Though overall he might play it a little safe, there's adequate variation in mood and intensity to hold interest, but not enough to reduce the whole listening experience to that of fragmented compilation. "Gutes Nitzwerk," for example, is driving and single-minded. "Der Breuzen" is filled with enough jazzy flourishes to impart light-heartedness despite its stomping kick drum, and the shunting claps and slow chords of "Des Stabes Reuse" provide a pleasing break halfway. As usual, there's concern for song structure and a measured, patient approach which sees elements eased to their conclusion rather than forced.

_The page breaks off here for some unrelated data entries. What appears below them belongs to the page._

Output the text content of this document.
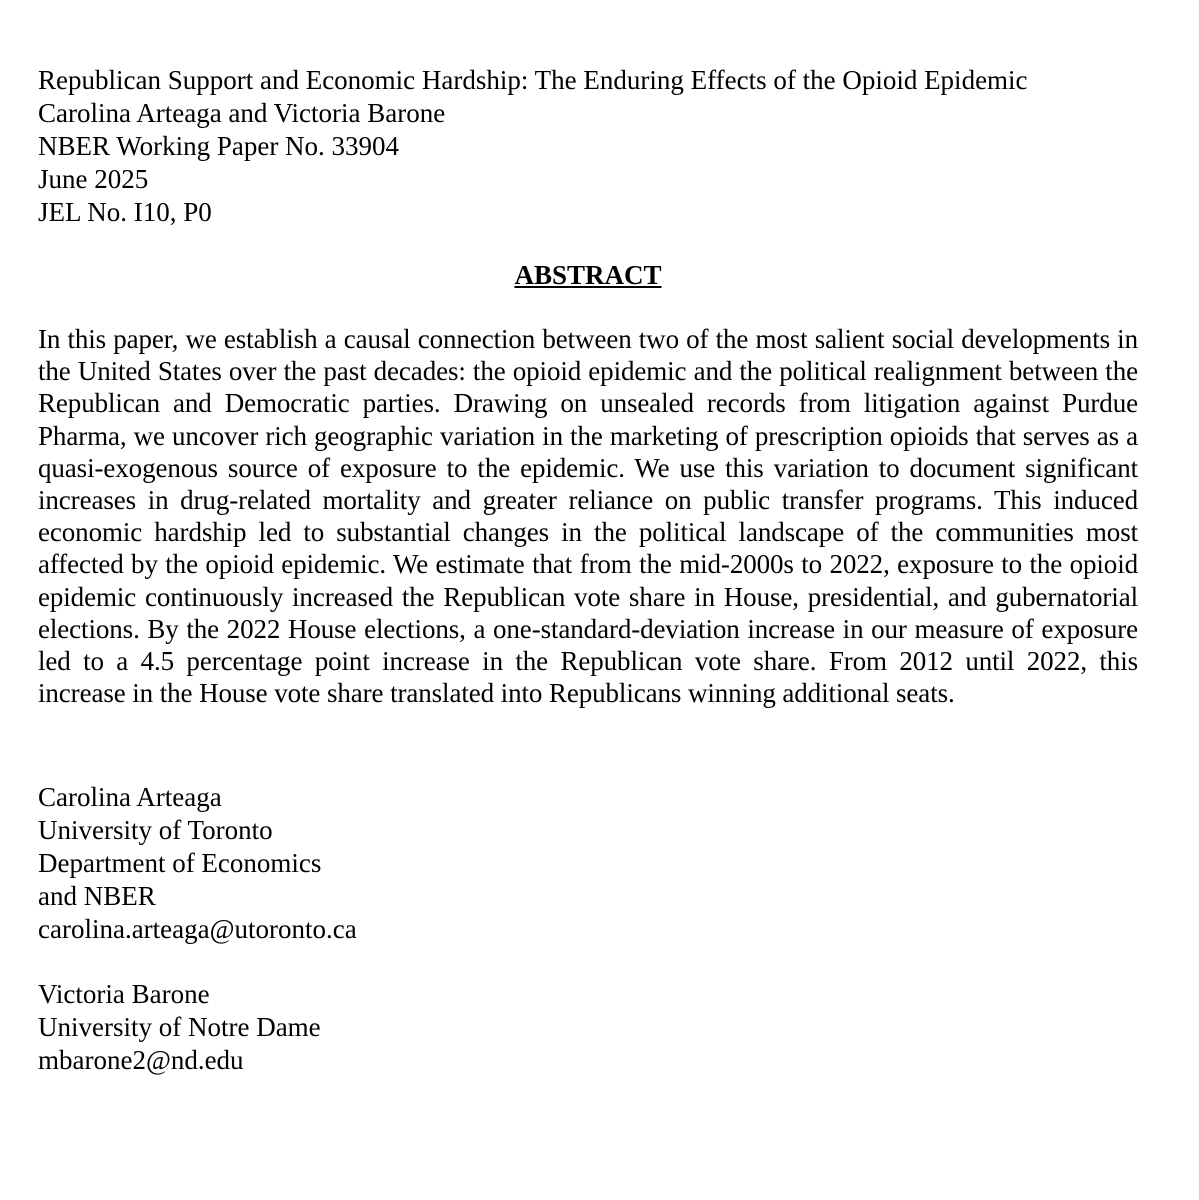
Republican Support and Economic Hardship: The Enduring Effects of the Opioid Epidemic
Carolina Arteaga and Victoria Barone
NBER Working Paper No. 33904
June 2025
JEL No. I10, P0
ABSTRACT
In this paper, we establish a causal connection between two of the most salient social developments in the United States over the past decades: the opioid epidemic and the political realignment between the Republican and Democratic parties. Drawing on unsealed records from litigation against Purdue Pharma, we uncover rich geographic variation in the marketing of prescription opioids that serves as a quasi-exogenous source of exposure to the epidemic. We use this variation to document significant increases in drug-related mortality and greater reliance on public transfer programs. This induced economic hardship led to substantial changes in the political landscape of the communities most affected by the opioid epidemic. We estimate that from the mid-2000s to 2022, exposure to the opioid epidemic continuously increased the Republican vote share in House, presidential, and gubernatorial elections. By the 2022 House elections, a one-standard-deviation increase in our measure of exposure led to a 4.5 percentage point increase in the Republican vote share. From 2012 until 2022, this increase in the House vote share translated into Republicans winning additional seats.
Carolina Arteaga
University of Toronto
Department of Economics
and NBER
carolina.arteaga@utoronto.ca
Victoria Barone
University of Notre Dame
mbarone2@nd.edu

Where his compatriots' techno visions can encompass industrialism, futurism or sheer soulfulness, Kalkbrenner's is unique. It's about Berlin's rattling trains carrying thousands of merry partiers to and from clubs across the city, and bleary moments of emergence into sunlight. Perhaps people inherently pick up on this spirit, which is why Kalbrenner's music—including this album—will continue to be loved by the entire spectrum of electronic music listeners, and some outside of it.